Au Québec, des dispositions particulières s’appliquent également aux employés qui s’absentent du travail pour cause de maladie, d’accident ou de congé de maternité. Si cette absence entraînerait une diminution de l’indemnité annuelle de vacances de l’employé, l’indemnité de vacances doit être calculée en fonction du salaire hebdomadaire moyen qu’a touché l’employé au cours de la période de travail, multiplié par le nombre de semaines de vacances auxquelles il a droit. Ce montant peut être calculé au prorata pour les employés qui ont moins d’une année de service ininterrompu. Une indemnité de congé annuel calculée de cette façon ne doit pas dépasser le montant auquel un employé aurait droit s’il n’avait pas eu de congé ou d’absence.
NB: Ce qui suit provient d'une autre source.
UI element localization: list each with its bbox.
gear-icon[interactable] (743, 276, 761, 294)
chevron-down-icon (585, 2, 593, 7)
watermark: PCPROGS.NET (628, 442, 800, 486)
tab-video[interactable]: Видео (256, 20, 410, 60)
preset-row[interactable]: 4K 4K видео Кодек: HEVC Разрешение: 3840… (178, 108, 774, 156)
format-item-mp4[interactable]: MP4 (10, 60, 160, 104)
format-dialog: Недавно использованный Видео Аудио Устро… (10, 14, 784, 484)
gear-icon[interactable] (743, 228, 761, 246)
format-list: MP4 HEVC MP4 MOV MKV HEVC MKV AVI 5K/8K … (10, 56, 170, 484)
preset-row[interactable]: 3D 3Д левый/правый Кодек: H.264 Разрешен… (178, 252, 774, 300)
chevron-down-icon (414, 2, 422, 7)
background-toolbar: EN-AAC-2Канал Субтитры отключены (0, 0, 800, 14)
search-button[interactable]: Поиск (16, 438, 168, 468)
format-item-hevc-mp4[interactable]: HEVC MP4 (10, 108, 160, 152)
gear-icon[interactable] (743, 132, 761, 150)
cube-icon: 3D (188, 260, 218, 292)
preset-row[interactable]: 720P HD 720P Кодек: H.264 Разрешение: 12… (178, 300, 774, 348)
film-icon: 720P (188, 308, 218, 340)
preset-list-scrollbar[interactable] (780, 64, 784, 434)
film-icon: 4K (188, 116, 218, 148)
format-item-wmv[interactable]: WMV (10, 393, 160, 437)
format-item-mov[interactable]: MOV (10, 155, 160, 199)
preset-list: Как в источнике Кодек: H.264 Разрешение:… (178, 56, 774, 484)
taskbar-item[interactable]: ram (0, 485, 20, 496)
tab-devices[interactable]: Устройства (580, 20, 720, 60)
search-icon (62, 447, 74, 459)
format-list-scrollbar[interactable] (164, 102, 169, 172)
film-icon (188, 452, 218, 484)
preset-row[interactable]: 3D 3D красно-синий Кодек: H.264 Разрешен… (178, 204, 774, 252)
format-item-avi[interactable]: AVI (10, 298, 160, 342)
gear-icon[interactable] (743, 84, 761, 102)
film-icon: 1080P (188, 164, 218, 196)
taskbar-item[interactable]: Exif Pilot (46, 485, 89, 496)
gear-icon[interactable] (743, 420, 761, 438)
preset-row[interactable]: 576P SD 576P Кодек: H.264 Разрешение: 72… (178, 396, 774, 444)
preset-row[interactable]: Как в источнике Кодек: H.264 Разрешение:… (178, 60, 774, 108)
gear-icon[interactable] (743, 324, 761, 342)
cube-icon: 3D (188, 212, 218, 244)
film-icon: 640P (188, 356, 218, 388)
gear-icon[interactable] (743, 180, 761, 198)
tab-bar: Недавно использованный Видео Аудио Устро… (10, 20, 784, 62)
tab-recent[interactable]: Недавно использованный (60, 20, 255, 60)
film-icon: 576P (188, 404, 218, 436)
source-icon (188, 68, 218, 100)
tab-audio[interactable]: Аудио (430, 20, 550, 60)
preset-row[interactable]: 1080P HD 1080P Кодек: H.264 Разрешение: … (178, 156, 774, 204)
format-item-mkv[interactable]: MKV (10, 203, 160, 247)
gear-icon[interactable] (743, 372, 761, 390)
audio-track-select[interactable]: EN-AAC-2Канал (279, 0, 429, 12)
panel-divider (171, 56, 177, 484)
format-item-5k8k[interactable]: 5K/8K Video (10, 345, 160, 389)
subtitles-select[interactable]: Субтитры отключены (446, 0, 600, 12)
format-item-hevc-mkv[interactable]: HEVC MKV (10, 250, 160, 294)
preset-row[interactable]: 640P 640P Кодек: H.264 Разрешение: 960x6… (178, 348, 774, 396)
Bien que la formule utilisée pour calculer l’indemnité de vacances (4 ou 6 p. 100 du salaire annuel) est la même dans la plupart des administrations, les types de rémunération (salaire, pourboire, indemnité de vacances) qui sont considérées comme des « salaires » diffèrent beaucoup d’une administration à l’autre. En effet, la définition du terme « salaire », tant au niveau de ce qu’il recouvre que de ce qu’il désigne précisément, varie dans les différentes lois sur les normes du travail. Au Québec, par exemple, selon la Loi sur les normes du travail, le salaire est constitué de « la rémunération en monnaie courante et [des] avantages ayant une valeur pécuniaire dus pour le travail ou les services d’un salarié.»9 Cette définition est plus large, mais beaucoup moins précise que celles qu’utilisent l’Alberta et l’Ontario; ces dernières énumèrent explicitement les types de rémunération (pourboires, dépenses, primes discrétionnaires) qui ne sont pas considérés comme des salaires aux fins du calcul, entre autres, des indemnités de vacances. En outre, des dispositions spéciales relatives à l’indemnité de vacances s’appliquent parfois à certaines catégories d’employés, particulièrement ceux qui occupent des emplois saisonniers, tel que dans les secteurs de la construction et de la récolte, où les salaires sont calculés en fonction d’une rémunération à la pièce.10

Délai de paiement des indemnités de vacances

Toutes les administrations ont des dispositions qui prévoient à quel moment un employeur doit verser l’indemnité de vacances à un employé. Toutefois, les exigences sont loin d’être identiques d’une administration à l’autre.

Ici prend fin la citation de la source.